Offered a modest menu, Matt and Cat asked about specials. The waitress obligingly trotted off and returned brimming with the knowledge of two of the day’s dishes. A further trip elicited the rest of the selection and Matt and Cat decided to go all piscetarian as they were within a tiddler’s breadth of the sea. Matt also went all out and had the enigmatic-sounding beetroot salmon starter. He didn’t even bother asking what it was -pink and purple, probably. Only one way to find out. Actually, within a few moments the chirpy waitress returned and pointed out that what was supposed to be ‘home-cured salmon’ would today in fact be just smoked salmon. Matt was given the option to change his mind, but persisted. The dish was modestly presented with a handful of stalked capers interspersed with beetroot cubes, some lollo rosso and a little mound of smoked salmon. It was OK, as far as it went, but Matt thought it was a bit basic, although it was fresh and tasty.
The boy and his dog on the beach below provided the entertainment while Matt and Cat waited for their main course. The energetic labrador (is there any other kind?) seemed have endless enthusiasm for fetch. The boy threw a ball into the sea, the dog splashed excitedly after it. The boy threw the ball on the sand, the mutt skittered in its wake. When the boy threw the ball at a groyne the dog bounded head-first into the solid wooden structure, and cracked itself on the noggin to a chorus of ironic cheers and laughter from the Waterfront’s punters*.
The main course was duly served and what a spectacle it was! Cat had grilled rainbow trout and Matt had a brace of grilled mackerel. The fish looked great, both presented identically; laying rigid on a bed of salad with a scattering of the sweetest cherry tomatoes and a few sautéed potatoes at the plate’s circumference. The leaves were dressed with a mustardy concoction which added a good contrast to Cat’s earthy-tasting trout. Her animal’s pink flesh was beautifully tender and moist, and was easily released from its skin and bones. Despite succumbing to the Ultimate Sacrifice, the trout seemed to be grinning up at Cat with its tiny razor-sharp teeth.

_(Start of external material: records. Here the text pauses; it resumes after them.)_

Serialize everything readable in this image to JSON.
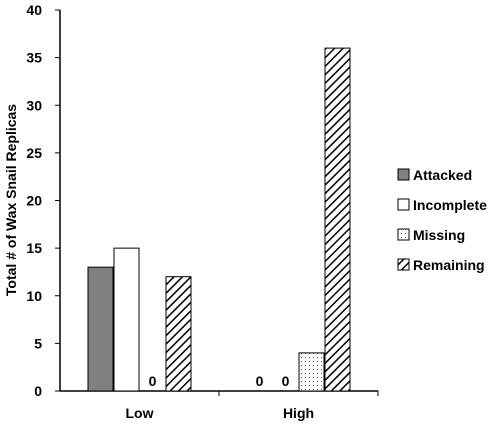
{
  "chart_data": {
    "type": "bar",
    "title": "",
    "xlabel": "",
    "ylabel": "Total # of Wax Snail Replicas",
    "ylim": [
      0,
      40
    ],
    "yticks": [
      0,
      5,
      10,
      15,
      20,
      25,
      30,
      35,
      40
    ],
    "grid": false,
    "legend_position": "right",
    "categories": [
      "Low",
      "High"
    ],
    "series": [
      {
        "name": "Attacked",
        "values": [
          13,
          0
        ],
        "fill": "solid",
        "color": "#808080"
      },
      {
        "name": "Incomplete",
        "values": [
          15,
          0
        ],
        "fill": "solid",
        "color": "#ffffff"
      },
      {
        "name": "Missing",
        "values": [
          0,
          4
        ],
        "fill": "dots",
        "color": "#ffffff"
      },
      {
        "name": "Remaining",
        "values": [
          12,
          36
        ],
        "fill": "hatch",
        "color": "#ffffff"
      }
    ],
    "zero_labels": "0"
  }
}
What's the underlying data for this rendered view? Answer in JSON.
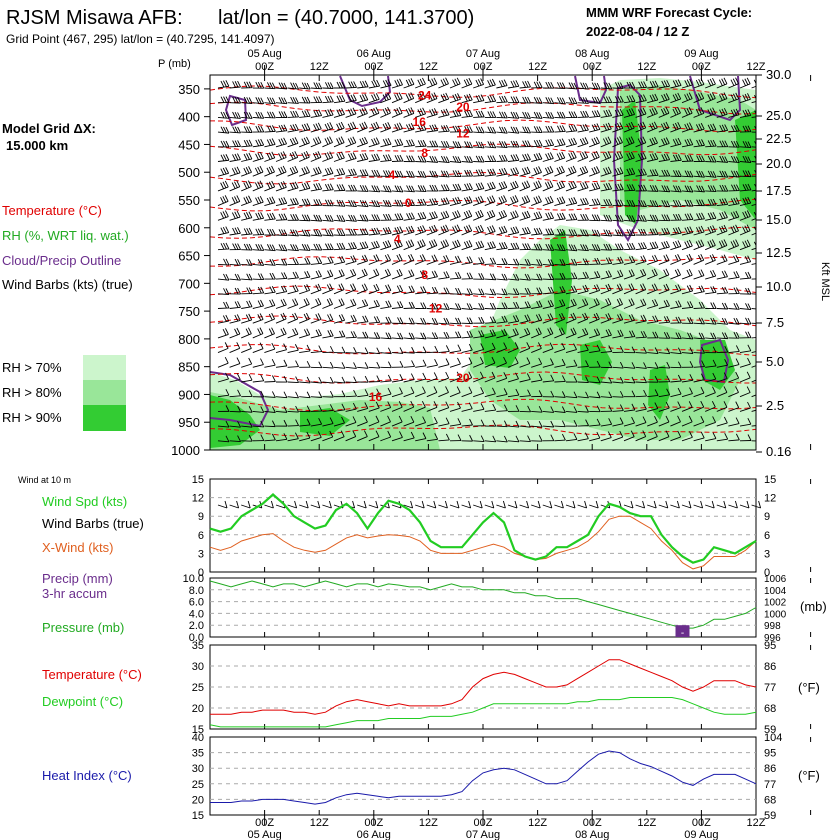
{
  "header": {
    "station": "RJSM Misawa AFB:",
    "latlon": "lat/lon = (40.7000, 141.3700)",
    "grid_point": "Grid Point (467, 295) lat/lon = (40.7295, 141.4097)",
    "forecast_title": "MMM WRF Forecast Cycle:",
    "forecast_cycle": "2022-08-04 / 12  Z"
  },
  "left_panel": {
    "grid_label": "Model Grid ΔX:",
    "grid_value": "15.000 km",
    "legend": [
      {
        "text": "Temperature (°C)",
        "color": "#e00000"
      },
      {
        "text": "RH (%, WRT liq. wat.)",
        "color": "#22aa22"
      },
      {
        "text": "Cloud/Precip Outline",
        "color": "#6a2d8c"
      },
      {
        "text": "Wind Barbs (kts) (true)",
        "color": "#000000"
      }
    ],
    "rh_levels": [
      {
        "text": "RH > 70%",
        "color": "#ccf5cc"
      },
      {
        "text": "RH > 80%",
        "color": "#99e699"
      },
      {
        "text": "RH > 90%",
        "color": "#33cc33"
      }
    ]
  },
  "time_axis": {
    "dates": [
      "05 Aug",
      "06 Aug",
      "07 Aug",
      "08 Aug",
      "09 Aug"
    ],
    "hours": [
      "00Z",
      "12Z",
      "00Z",
      "12Z",
      "00Z",
      "12Z",
      "00Z",
      "12Z",
      "00Z",
      "12Z"
    ]
  },
  "colors": {
    "temp": "#e00000",
    "rh_light": "#ccf5cc",
    "rh_mid": "#99e699",
    "rh_dark": "#33cc33",
    "cloud": "#6a2d8c",
    "wind_speed": "#22cc22",
    "x_wind": "#e06020",
    "pressure": "#22aa22",
    "precip": "#6a2d8c",
    "dewpoint": "#22cc22",
    "heat_index": "#1a1aaa"
  },
  "chart_data": [
    {
      "type": "heatmap",
      "name": "cross-section",
      "y_axis_title": "P (mb)",
      "pressure_ticks": [
        350,
        400,
        450,
        500,
        550,
        600,
        650,
        700,
        750,
        800,
        850,
        900,
        950,
        1000
      ],
      "right_axis_title": "Kft MSL",
      "height_ticks": [
        "30.0",
        "25.0",
        "22.5",
        "20.0",
        "17.5",
        "15.0",
        "12.5",
        "10.0",
        "7.5",
        "5.0",
        "2.5",
        "0.16"
      ],
      "temperature_labels": [
        {
          "text": "24",
          "p": 362,
          "t": 0.21
        },
        {
          "text": "20",
          "p": 383,
          "t": 0.28
        },
        {
          "text": "16",
          "p": 410,
          "t": 0.2
        },
        {
          "text": "12",
          "p": 430,
          "t": 0.28
        },
        {
          "text": "8",
          "p": 465,
          "t": 0.21
        },
        {
          "text": "4",
          "p": 505,
          "t": 0.15
        },
        {
          "text": "0",
          "p": 555,
          "t": 0.18
        },
        {
          "text": "4",
          "p": 620,
          "t": 0.16
        },
        {
          "text": "8",
          "p": 685,
          "t": 0.21
        },
        {
          "text": "12",
          "p": 745,
          "t": 0.23
        },
        {
          "text": "20",
          "p": 870,
          "t": 0.28
        },
        {
          "text": "16",
          "p": 905,
          "t": 0.12
        }
      ]
    },
    {
      "type": "line",
      "name": "wind-at-10m",
      "panel_title": "Wind at 10 m",
      "labels": [
        "Wind Spd (kts)",
        "Wind Barbs (true)",
        "X-Wind (kts)"
      ],
      "ylim": [
        0,
        15
      ],
      "yticks": [
        0,
        3,
        6,
        9,
        12,
        15
      ],
      "wind_speed": [
        7,
        6.5,
        7,
        9,
        10,
        11,
        12.5,
        11,
        9,
        8,
        7,
        7.5,
        10,
        11,
        9.5,
        7,
        9.5,
        11.5,
        11,
        10,
        8,
        5,
        4,
        4,
        4,
        6,
        8,
        9.5,
        8,
        3.5,
        2.5,
        2,
        2.5,
        4,
        4,
        5,
        6,
        9,
        11,
        10.5,
        9.5,
        9,
        9,
        6,
        4,
        2.5,
        1.5,
        2,
        4,
        3.5,
        3,
        4,
        5
      ],
      "x_wind": [
        4,
        3.5,
        4,
        5,
        5.5,
        6,
        6.2,
        5,
        4,
        3.5,
        3.2,
        3.5,
        4.5,
        5.5,
        6,
        5.5,
        5.8,
        6,
        5.9,
        5.7,
        5,
        3.5,
        3,
        3,
        3,
        3.5,
        4,
        4.5,
        4,
        3,
        2.5,
        2,
        2.2,
        3,
        3.5,
        4,
        5,
        6.5,
        8.5,
        9,
        9,
        8,
        7,
        5,
        3.5,
        1.5,
        0.5,
        1,
        2.5,
        2.5,
        2.5,
        3.5,
        5
      ]
    },
    {
      "type": "line",
      "name": "precip-pressure",
      "labels": [
        "Precip (mm)",
        "3-hr accum",
        "Pressure (mb)"
      ],
      "precip_ylim": [
        0,
        10
      ],
      "precip_ticks": [
        "0.0",
        "2.0",
        "4.0",
        "6.0",
        "8.0",
        "10.0"
      ],
      "pressure_ylim": [
        996,
        1006
      ],
      "pressure_ticks": [
        996,
        998,
        1000,
        1002,
        1004,
        1006
      ],
      "unit": "(mb)",
      "pressure": [
        1005.5,
        1005,
        1004.5,
        1005,
        1005.5,
        1005,
        1004.5,
        1005,
        1005,
        1004.5,
        1005,
        1005.5,
        1005,
        1004.5,
        1005,
        1005,
        1004.5,
        1005,
        1004.8,
        1004.5,
        1004.5,
        1004,
        1004.5,
        1005,
        1004.5,
        1004.5,
        1004,
        1004,
        1004,
        1003.5,
        1003.5,
        1003,
        1003,
        1002.5,
        1002.5,
        1002.5,
        1002,
        1001.5,
        1001,
        1000.5,
        1000,
        999.5,
        999,
        998.5,
        998,
        997.5,
        997.5,
        998,
        999,
        999,
        999.5,
        1000,
        1001
      ],
      "precip_bar": {
        "index": 45,
        "value": 2.0,
        "label": "-"
      }
    },
    {
      "type": "line",
      "name": "temperature-dewpoint",
      "labels": [
        "Temperature (°C)",
        "Dewpoint (°C)"
      ],
      "ylim": [
        15,
        35
      ],
      "yticks": [
        15,
        20,
        25,
        30,
        35
      ],
      "right_ticks": [
        59,
        68,
        77,
        86,
        95
      ],
      "unit": "(°F)",
      "temperature": [
        18.5,
        18.5,
        18.5,
        19,
        19,
        19.5,
        19.5,
        19.5,
        19,
        19,
        18.5,
        19,
        20.5,
        21.5,
        22,
        21.5,
        21,
        20.5,
        21,
        20.5,
        20.5,
        20.5,
        20.5,
        21,
        22,
        25,
        27,
        28,
        28.5,
        28,
        27,
        26,
        25,
        25,
        25.5,
        27,
        28.5,
        30,
        31.5,
        31.5,
        30.5,
        29.5,
        28.5,
        27.5,
        26.5,
        25,
        24,
        25,
        26.5,
        26.5,
        26.5,
        25.5,
        25
      ],
      "dewpoint": [
        16,
        15.5,
        15.5,
        15.5,
        15.5,
        15.5,
        15.5,
        15.5,
        15.5,
        15.5,
        15.5,
        15.5,
        16,
        16.5,
        17,
        17,
        17,
        17.5,
        17.5,
        17.5,
        17.5,
        18,
        18,
        18,
        18.5,
        19,
        20,
        21,
        21,
        21,
        21,
        21,
        21,
        21,
        21,
        21.5,
        21.5,
        22,
        22,
        22,
        22.5,
        22.5,
        22.5,
        22.5,
        22.5,
        22,
        21,
        20,
        19,
        18.5,
        18.5,
        18.5,
        19
      ]
    },
    {
      "type": "line",
      "name": "heat-index",
      "labels": [
        "Heat Index (°C)"
      ],
      "ylim": [
        15,
        40
      ],
      "yticks": [
        15,
        20,
        25,
        30,
        35,
        40
      ],
      "right_ticks": [
        59,
        68,
        77,
        86,
        95,
        104
      ],
      "unit": "(°F)",
      "heat_index": [
        19,
        19,
        19,
        19.5,
        19.5,
        20,
        20,
        20,
        19.5,
        19,
        18.5,
        19,
        20.5,
        21.5,
        22,
        21.5,
        21,
        20.5,
        21,
        21,
        21,
        21,
        21,
        21.5,
        22.5,
        26,
        28.5,
        29.5,
        30,
        29.5,
        28,
        26.5,
        25,
        25,
        26,
        29,
        32,
        34.5,
        35.5,
        35,
        33,
        31.5,
        30.5,
        29,
        27.5,
        25.5,
        24.5,
        26.5,
        28,
        28,
        28,
        26.5,
        25
      ]
    }
  ]
}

Matt’s mackerel were small but they tasted good. This was very straightforward food indeed: cooked fish on the simplest of salads, done well. Food purists will find little to complain about here – although by contrast anyone seeking novelty might do. There were plenty of non-fish things on the menu, but M & C can’t comment on those, having deliberately gone for the finned food, inspired by the venue. And this was turning out to be a very good choice.
Beetroot salmon starter £4.25
At the end of the meal a trio of cartoon fish skeletons was left; heads and tails connected by spiny spines plus a pile of skin. There was something really fundamental about eating fish by the sea, knowing it had been caught off the very waters that the Waterfront overlooks. Making enquiries at the end of their meal, Matt and Cat discovered that the seafood had been truly local. In fact, when Cat asked if the menu’s crab was from Bembridge, the proprietor spluttered “No, it’s local – from Yarmouth”.
The Waterfront’s location must come in for a special mention. At the time of their visit the sun was going down so Matt and Cat were treated to a peaceful sunset in Totland’s picturesque bay. It all added to the ambience – on an overcast or rainy day the view may not be so appealing but punters could probably get their kicks by pretending they were aboard a gale-lashed ship.
A combination of a fine location, excellent local food and good polite service make the Waterfront a great relaxing place to eat. Highly recommended.
* Animals were definitely harmed in the course of this review. The dog recovered with a shake of its head, but there was no hope for the fish.